I hold up my hand to stop her. I’m not proud of how condescending that made me look, but honestly, this woman is just not taking the hint, and I want her to go away. “I don’t think you’re understanding. We don’t want to hear about your company or the dog.”
“No, you don’t want to hear about the dog,” Sam says under her breath but at a volume definitely meant for me to hear it.
I look at Sam and prepare to tell her to watch it because she’s already on thin ice when Miss Jones pipes in again. “If Sam is interested, I would really love to get to tell you about Charlie and how he’s—”
Now, before you judge too harshly what I say next, you should know that I’ve had a bad week. Nothing has gone right. I’ve been looking into private schools for Sam to attend in the fall where they can give her more attention than she’d get in her public school, and she’s hated every single one of them that we’ve toured. I’ve had to tell her that she can’t go to Jenna Miller’s eleventh birthday party sleepover three times, and I had to deal with Sam storming up the stairs all three of those times with the words I hate you lingering in the air between us.
On top of all this, she had a longer than usual seizure last week that scared the heck out of me, and I haven’t slept in the past six months since she was diagnosed. I can’t stand the thought of her having a seizure in the night and me not knowing about it, so I get out of bed at least fifteen times a night to check on her before I usually just give up and make a pallet on her floor.

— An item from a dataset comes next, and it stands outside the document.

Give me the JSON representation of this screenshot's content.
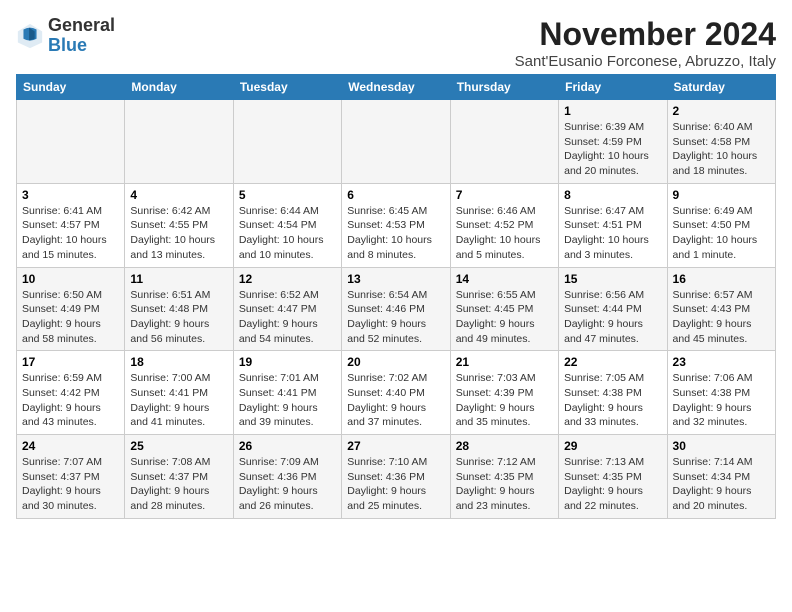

Because of all these things, I stand up so fast that my chair scrapes, and everyone in the coffee shop turns to watch me be a complete jerk to this woman.
“Stop. I told you we don’t want to hear about your company’s dog. I don’t know if you're hard up for the cash or what, but you should know that you’re coming across as an annoying car salesman about to get fired if he doesn’t meet his quota for the week.”